Compañeros de su etapa en los hospitales de Mozambique y Burundi recuerdan que Simón no tenía vocación política, mientras que ahora muchos en el Instituto Carlos III le acusan de un claro sesgo hacia la izquierda. «Se ha convertido en un servil funcionario», dicen algunos. Por el contrario, en Moncloa y en el entorno del ministro Illa le ponen por las nubes, lo que prueba su trabajo de «fiel escudero» de las tesis del Gobierno. Con su aspecto de bohemio trasnochado y vocecita atiplada, aseguran que ha sabido muy bien «hacer la pelota» a sus jefes. Padre de tres hijos, Quique, Fefa y Marcos, a quienes nunca habría negado su asistencia a la manifestación feminista del 8-M, según él mismo confesó, le importan poco las críticas. Las últimas han sido unánimes, incluso entre miembros del Gobierno como la vicepresidenta Carmen Calvo, por sus detestables comparaciones entre enfermedades infecciosas y enfermeras, lo que provocó un duro comunicado del Colectivo de Enfermería y le obligó a pedir una tibia disculpa, que no ha satisfecho. «Ambiguo y sin arrepentirse», denuncian en estos sectores.

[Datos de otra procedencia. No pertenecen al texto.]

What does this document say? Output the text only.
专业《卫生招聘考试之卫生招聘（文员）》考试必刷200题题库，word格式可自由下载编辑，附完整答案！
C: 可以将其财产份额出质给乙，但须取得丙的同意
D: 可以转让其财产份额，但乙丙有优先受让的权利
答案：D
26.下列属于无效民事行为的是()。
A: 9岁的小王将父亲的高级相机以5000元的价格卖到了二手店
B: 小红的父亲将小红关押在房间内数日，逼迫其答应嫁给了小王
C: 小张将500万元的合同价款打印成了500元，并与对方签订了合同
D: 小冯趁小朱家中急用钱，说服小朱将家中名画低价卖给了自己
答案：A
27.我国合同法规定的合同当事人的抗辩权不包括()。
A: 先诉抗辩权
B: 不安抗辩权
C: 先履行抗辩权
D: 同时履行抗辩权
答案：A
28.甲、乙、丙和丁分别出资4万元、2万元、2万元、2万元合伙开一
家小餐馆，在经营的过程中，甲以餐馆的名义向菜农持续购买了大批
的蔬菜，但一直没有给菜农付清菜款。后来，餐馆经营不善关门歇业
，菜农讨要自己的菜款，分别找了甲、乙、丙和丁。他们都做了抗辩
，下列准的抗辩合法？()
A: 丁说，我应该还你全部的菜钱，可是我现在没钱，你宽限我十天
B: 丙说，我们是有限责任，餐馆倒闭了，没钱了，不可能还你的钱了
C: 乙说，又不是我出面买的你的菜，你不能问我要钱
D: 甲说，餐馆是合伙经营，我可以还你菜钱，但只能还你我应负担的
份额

En sus años en África se especializó en malaria, sida y se aficionó a los deportes de riesgo, entre ellos el buceo, el surf, alpinismo y espeleología. Le gustan las motos, posee una de gran potencia a cuyos mandos se exhibió como un actor a lo Steve McQueen en un extenso y elogioso reportaje que le dedicó un periódico de difusión nacional. Cual estrella mediática, ha prestado su imagen a camisetas y objetos publicitarios, entre fuertes críticas de la comunidad científica. «Le importan un bledo las víctimas», acusan muchos ante su nula visita a hospitales saturados y falta de sensibilidad en algunas de sus polémicas ruedas de prensa. Cada día se mete en un charco de estadísticas y se desdice a menudo. Consejeros autonómicos de Sanidad que participan en el Consejo Interterritorial de Salud critican su descoordinación y falta de preparación. «Es un tonto ilustrado», ironiza uno de ellos. Lo cierto es que desde el Gobierno respaldan su gestión, mientras entre los sectores afectados subyace un clamor: «Simón, dimisión».